The Soloist

Originality and innovation are highly praised in filmmaking, and rightly so. But that doesn’t mean a good film can’t be made out of familiar, shopworn materials. The story and characters in “The Soloist” are nothing new, yet the film is quietly, respectably solid. One false move here or there and it would have come off as sappy or contrived, but no — it works.

Based on L.A. Times columnist Steve Lopez’ fact-based book, and directed by Joe Wright (“Atonement,” “Pride & Prejudice”), it is the story of a journalist who befriends a homeless man. The latter is Nathaniel Ayers (played with understated confidence by Jamie Foxx), a Juilliard-trained musical prodigy who is schizophrenic (at best); the former, Steve (Robert Downey Jr., still at the top of his game), the reporter, is in need of a good story.

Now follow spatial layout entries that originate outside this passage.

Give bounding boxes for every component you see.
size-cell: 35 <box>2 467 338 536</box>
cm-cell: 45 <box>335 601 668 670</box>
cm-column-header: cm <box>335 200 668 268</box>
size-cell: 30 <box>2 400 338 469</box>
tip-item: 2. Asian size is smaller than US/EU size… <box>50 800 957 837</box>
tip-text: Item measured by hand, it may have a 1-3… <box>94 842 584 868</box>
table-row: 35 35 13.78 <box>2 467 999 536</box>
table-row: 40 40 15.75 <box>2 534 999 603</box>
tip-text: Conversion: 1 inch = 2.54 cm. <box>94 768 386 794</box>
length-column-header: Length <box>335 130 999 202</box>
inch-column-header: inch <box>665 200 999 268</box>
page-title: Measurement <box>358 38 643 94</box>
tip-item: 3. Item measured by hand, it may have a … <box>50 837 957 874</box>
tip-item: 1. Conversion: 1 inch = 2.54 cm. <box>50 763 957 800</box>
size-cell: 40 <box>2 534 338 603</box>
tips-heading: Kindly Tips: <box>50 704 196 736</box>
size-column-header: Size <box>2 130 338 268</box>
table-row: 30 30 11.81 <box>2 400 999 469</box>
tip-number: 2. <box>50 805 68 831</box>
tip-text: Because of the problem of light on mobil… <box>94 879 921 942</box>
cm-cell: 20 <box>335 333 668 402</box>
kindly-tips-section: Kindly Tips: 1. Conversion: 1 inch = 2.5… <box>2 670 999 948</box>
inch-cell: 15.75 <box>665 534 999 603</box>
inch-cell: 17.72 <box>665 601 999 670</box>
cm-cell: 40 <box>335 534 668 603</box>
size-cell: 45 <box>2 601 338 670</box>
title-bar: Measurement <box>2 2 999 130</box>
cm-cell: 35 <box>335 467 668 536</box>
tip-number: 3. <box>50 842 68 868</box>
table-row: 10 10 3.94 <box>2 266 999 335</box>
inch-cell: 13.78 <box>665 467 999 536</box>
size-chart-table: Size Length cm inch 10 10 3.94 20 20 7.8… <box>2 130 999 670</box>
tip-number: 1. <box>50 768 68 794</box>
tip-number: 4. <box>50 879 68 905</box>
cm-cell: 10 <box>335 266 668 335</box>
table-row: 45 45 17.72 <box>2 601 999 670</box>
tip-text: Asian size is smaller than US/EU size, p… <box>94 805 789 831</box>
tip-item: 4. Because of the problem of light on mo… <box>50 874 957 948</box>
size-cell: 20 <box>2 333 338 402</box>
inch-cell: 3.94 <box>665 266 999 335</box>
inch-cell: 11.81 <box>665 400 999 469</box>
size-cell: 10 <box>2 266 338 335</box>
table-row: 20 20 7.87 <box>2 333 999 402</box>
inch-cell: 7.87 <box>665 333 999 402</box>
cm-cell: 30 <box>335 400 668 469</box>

Nathaniel lives on the street and plays a two-stringed violin, though he was trained on the cello before dropping out of Juilliard when his mental illness took hold. When he talks, it’s a soft but steady barrage of random chattering — a tactic to prevent the voices in his head from getting a word in edgewise? No, flashbacks show he was talkative as a child, too. (In those scenes, he’s played by Justin Martin, who also played the young version of college football legend Ernie Davis in last year’s “The Express.”)

Steve’s life is messy in its own way. He is recently divorced from his wife, Mary (Catherine Keener), who is also his editor at the Times. Reference is made to their college-student son, and how he won’t return his dad’s phone calls. Our introduction to Steve suggests his place in life: Scruffy, unshaven, he’s riding his bicycle the wrong way against a herd of sleek, professional-looking cyclists; then he falls off and face-plants on the asphalt.

It’s worth noting that in real life, Steve is still married. Screenwriter Susannah Grant (“Erin Brockovich”) took some creative liberties to give him more obstacles, i.e., to make him more interesting as a rumpled, hapless movie character. Furthermore, while Nathaniel lives outdoors full-time, Steve’s supposedly civilized life isn’t entirely removed from the perils of nature, either. In addition to his bike wreck, there are the raccoons that tear up his lawn, and the coyote urine that’s supposed to drive them off, which predictably winds up all over Steve. In another scene, Steve gets splashed with his own urine. I guess the joke here is that while you’d expect Nathaniel, the bum, to smell like pee, instead it’s Steve, the reporter. Yellow journalism, indeed!

Steve’s first column about Nathaniel is a hit with readers. A crazy homeless guy who’s a musical genius? It practically writes itself! A kindly old woman sends her cello to Steve, asking that he give it to Nathaniel. (Where’s a homeless man going to put a cello, you ask? Don’t be silly — there’s always room for cello.) A professional cellist (Tom Hollander) offers to give Nathaniel lessons, to pick up where Juilliard left off, then suggests Nathaniel get right with the Lord while he’s at it.

Everybody means well when it comes to someone like Nathaniel, and everybody has ideas about what Nathaniel “needs.” The film avoids convenient homilies, though — he’s neither left entirely to his own devices nor forced into a “normal” life. Thus we are spared what might have otherwise been the inevitable finale, where the homeless character would be scrubbed clean and plopped on the stage at Carnegie Hall to give the performance of his life. Regardless of whatever small changes might have been made to the story to make it more cinematic, I’m glad they didn’t Hollywoodize it too much.

Wright’s directorial style is deliberate and controlled. He makes his statements subtly, without much flash. (No five-minute large-scale tracking shots a la “Atonement” here.) Downey and Foxx, likewise, are secure enough in their talents that they can portray their characters vividly without high-decibel showoff scenes of histrionic emotion. “The Soloist” defies expectations while sticking comfortably close to the basics: a compelling story, solid performances, and capable writing and direction. Even virtuosos play the same notes as everyone else.

B (1 hr., 48 min.; PG-13, a little mild profanity, two F-words.)